Update January 7, 2014: The Sugar Lab has launched the Chef Jet and Chef Jet Pro, the first professionally certified, kitchen-ready 3D food printers, at CES 2014. The Chef Jet (~$5000) will print single color confections while the Chef Jet Pro (~$10,000) will be able to print in full-color. The printers work with sugar and chocolate and will be available through 3D Systems this year.
Los Angeles-based architectural design team Kyle and Liz von Hasseln have a penchant for complex geometries and tasty sweets. The couple recently launched The Sugar Lab, a service for 3D printing a range of sculptural, sugar-based objects in service of the sweet life. Cake toppers, sugar cubes, pie lattices, grapefruit sweeteners and centerpieces are all fair game.
While completing a masters in architecture from SCI-Arc, they decided to try their hand at 3D printing a birthday cake for a friend. Although the initial idea was unsuccessful, they did manage to top a birthday cupcake with their friend’s name lovingly 3D printed in a script of sugar. Using a mixture of water and alcohol, The Sugar Lab has created a process to reliably construct small scale sugar structures. As they tell it, “the process is fundamentally similar to other 3D printing applications, we’ve just optimized the process for resolution and strength with sugar, rather than with a standard 3D printing material.”
MOLD had an opportunity to speak with Liz about their design process in a short Q+A below:
MOLD: What are some of the most unusual requests you’ve had?
The Sugar Lab: Probably the most exciting project we’ve tackled yet is the one that we’re working on currently—we’re very excited to be collaborating with some seriously talented cake artists at Charm City Cakes in Hollywood to design a four-tiered wedding cake with a 3D printed sugar cakestand, and 3D printed sugar-tiers supporting cake tiers. It will be a traditional cake silhouette in which sugar plays anything but a traditional role. That’s an exciting part of 3D printing sugar for us—transforming sugar into a structural, sculptural medium that can start to define the form of the food instead of the other way around, and even to support it structurally.
What are the challenges of working with a material like sugar?
There definitely are design limitations. Sugar isn’t as strong as 3D printed plastic. For example, prints that are too top heavy could break under their own weight. Our backgrounds in architecture have helped us to develop design instincts for integrating structural and facade elements into single 3D printed sugar sculptures. There are also more secondary design elements related to 3D printing sugar like color, taste and surface texture that come into focus when you work with sugar. People have expectations about what food looks, tastes and feels like, and its really important to hit those notes, otherwise you have a cool design, but it might not look like dessert.

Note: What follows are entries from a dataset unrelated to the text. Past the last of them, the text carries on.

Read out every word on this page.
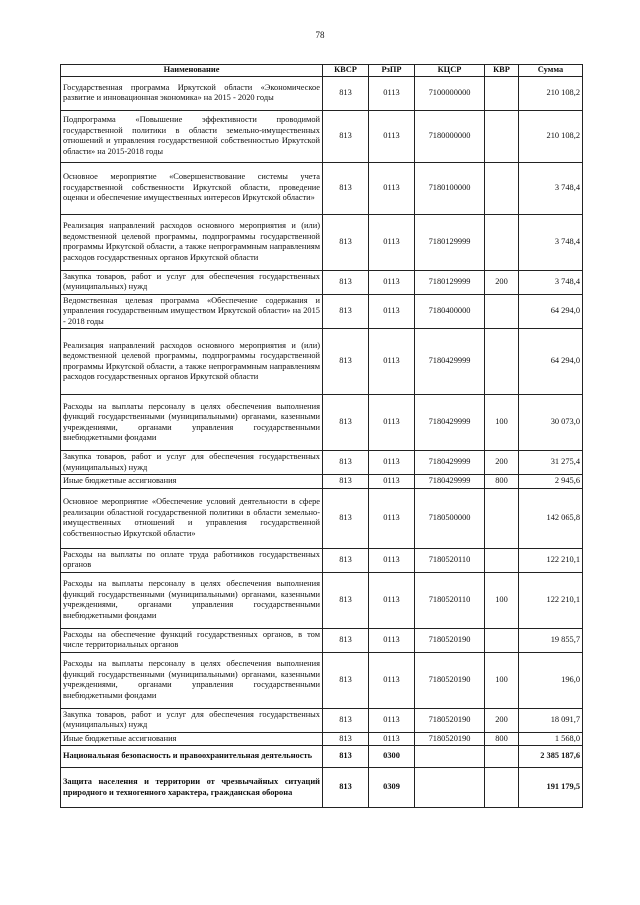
78
Наименование	КВСР	РзПР	КЦСР	КВР	Сумма
Государственная программа Иркутской области «Экономическое развитие и инновационная экономика» на 2015 - 2020 годы	813	0113	7100000000		210 108,2
Подпрограмма «Повышение эффективности проводимой государственной политики в области земельно-имущественных отношений и управления государственной собственностью Иркутской области» на 2015-2018 годы	813	0113	7180000000		210 108,2
Основное мероприятие «Совершенствование системы учета государственной собственности Иркутской области, проведение оценки и обеспечение имущественных интересов Иркутской области»	813	0113	7180100000		3 748,4
Реализация направлений расходов основного мероприятия и (или) ведомственной целевой программы, подпрограммы государственной программы Иркутской области, а также непрограммным направлениям расходов государственных органов Иркутской области	813	0113	7180129999		3 748,4
Закупка товаров, работ и услуг для обеспечения государственных (муниципальных) нужд	813	0113	7180129999	200	3 748,4
Ведомственная целевая программа «Обеспечение содержания и управления государственным имуществом Иркутской области» на 2015 - 2018 годы	813	0113	7180400000		64 294,0
Реализация направлений расходов основного мероприятия и (или) ведомственной целевой программы, подпрограммы государственной программы Иркутской области, а также непрограммным направлениям расходов государственных органов Иркутской области	813	0113	7180429999		64 294,0
Расходы на выплаты персоналу в целях обеспечения выполнения функций государственными (муниципальными) органами, казенными учреждениями, органами управления государственными внебюджетными фондами	813	0113	7180429999	100	30 073,0
Закупка товаров, работ и услуг для обеспечения государственных (муниципальных) нужд	813	0113	7180429999	200	31 275,4
Иные бюджетные ассигнования	813	0113	7180429999	800	2 945,6
Основное мероприятие «Обеспечение условий деятельности в сфере реализации областной государственной политики в области земельно-имущественных отношений и управления государственной собственностью Иркутской области»	813	0113	7180500000		142 065,8
Расходы на выплаты по оплате труда работников государственных органов	813	0113	7180520110		122 210,1
Расходы на выплаты персоналу в целях обеспечения выполнения функций государственными (муниципальными) органами, казенными учреждениями, органами управления государственными внебюджетными фондами	813	0113	7180520110	100	122 210,1
Расходы на обеспечение функций государственных органов, в том числе территориальных органов	813	0113	7180520190		19 855,7
Расходы на выплаты персоналу в целях обеспечения выполнения функций государственными (муниципальными) органами, казенными учреждениями, органами управления государственными внебюджетными фондами	813	0113	7180520190	100	196,0
Закупка товаров, работ и услуг для обеспечения государственных (муниципальных) нужд	813	0113	7180520190	200	18 091,7
Иные бюджетные ассигнования	813	0113	7180520190	800	1 568,0
Национальная безопасность и правоохранительная деятельность	813	0300			2 385 187,6
Защита населения и территории от чрезвычайных ситуаций природного и техногенного характера, гражданская оборона	813	0309			191 179,5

What type of 3D printer do you use? Did you have to “hack” it to print sugar?
If you’ve ever made frosting and left the mixing bowl in the sink overnight, you know that moistened sugar gets quite hard. That’s the underlying concept of 3D printing with sugar. We use a mixture of water and alcohol, applied very precisely in a layer-wise manner, to selectively wet and harden the sugar substrate. The process is fundamentally similar to other 3D printing applications, we’ve just optimized the process for resolution and strength with sugar, rather than with a standard 3D printing material.
How have your backgrounds in architecture helped you think about The Sugar Lab?
Kyle and I both have backgrounds in molecular biology, but about five years ago we decided to transition to architecture, and we graduated from SCI_arc this past fall with Masters of Architecture. SCI_arc makes it a point to embrace emerging technologies as design tools, and that institutional stance meant that we were exposed to a lot of really cool technology during our time there, and we were encouraged to use it in novel ways. Throughout graduate school both Kyle and I were fascinated by free form fabrication in general, and unorthodox 3D printing configurations and materials in particular. Our graduate thesis, although it had nothing to do with sugar, centered on the development of a novel fabrication system. Our shared curiosity for the range and utility of 3D printing definitely contributed to our interest in applying the technology to the genre of food.